Taiwan is also dispersing and hardening its airfields, including basing some aircraft on highways during a crisis. A Chinese invasion would not come as a complete surprise as ships of the invasion fleet would have to be gathered and load troops and vehicles. To give maximum warning Taiwan also purchased dozens of American reconnaissance pods that enable an aircraft flying over Taiwan to record, in detail, what is going on across the 300 kilometers Taiwan Strait that separates China from Taiwan. The United States, Japan and South Korea have taken a keen interest in these Taiwanese preparations because China, along with North Korea, is threatening these two nations as well.
China responded to these Taiwanese tactics by basing their longer-range non-nuclear ballistic missiles away from the coast and practicing launching airstrikes on Taiwan from more distant bases.
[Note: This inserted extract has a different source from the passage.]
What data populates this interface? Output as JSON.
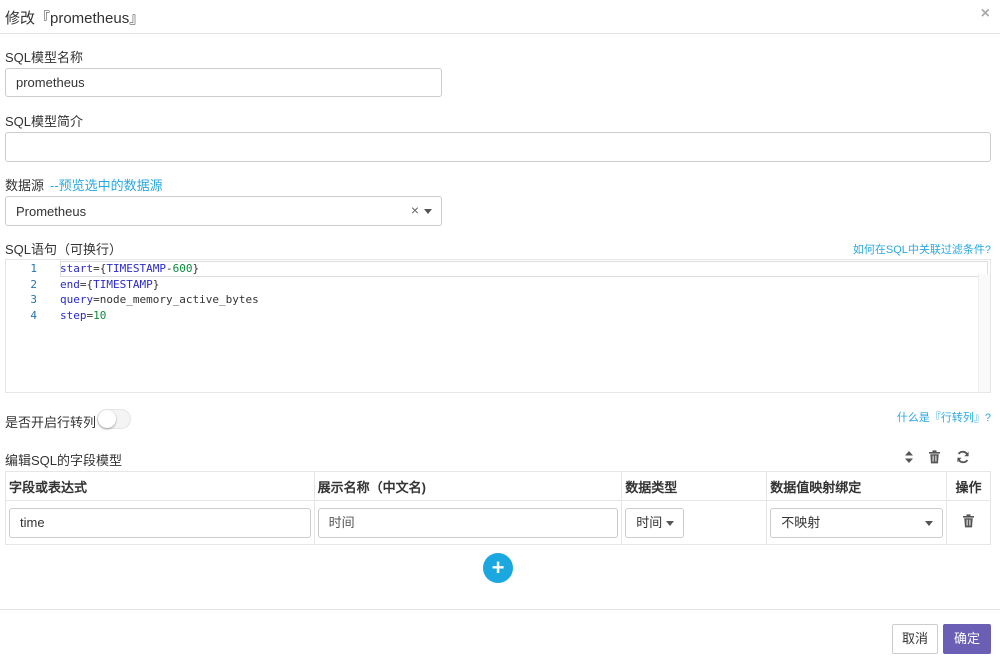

There is still the problem of concealing the assembling of the invasion fleet. China increased its airborne force and number of civilian ferries that were built to be quickly shifted to military use in wartime.
Currently Taiwan has the advantage because a Chinese attack must succeed, or the Chinese government and economy are in big trouble. That’s because the aftermath of an invasion attempt would be a blockade of Chinese ports and all the exports and imports China depends on to keep its economy going. Taiwan knows that it does not have to make a successful invasion impossible, but simply too risky for any Chinese leader to attempt.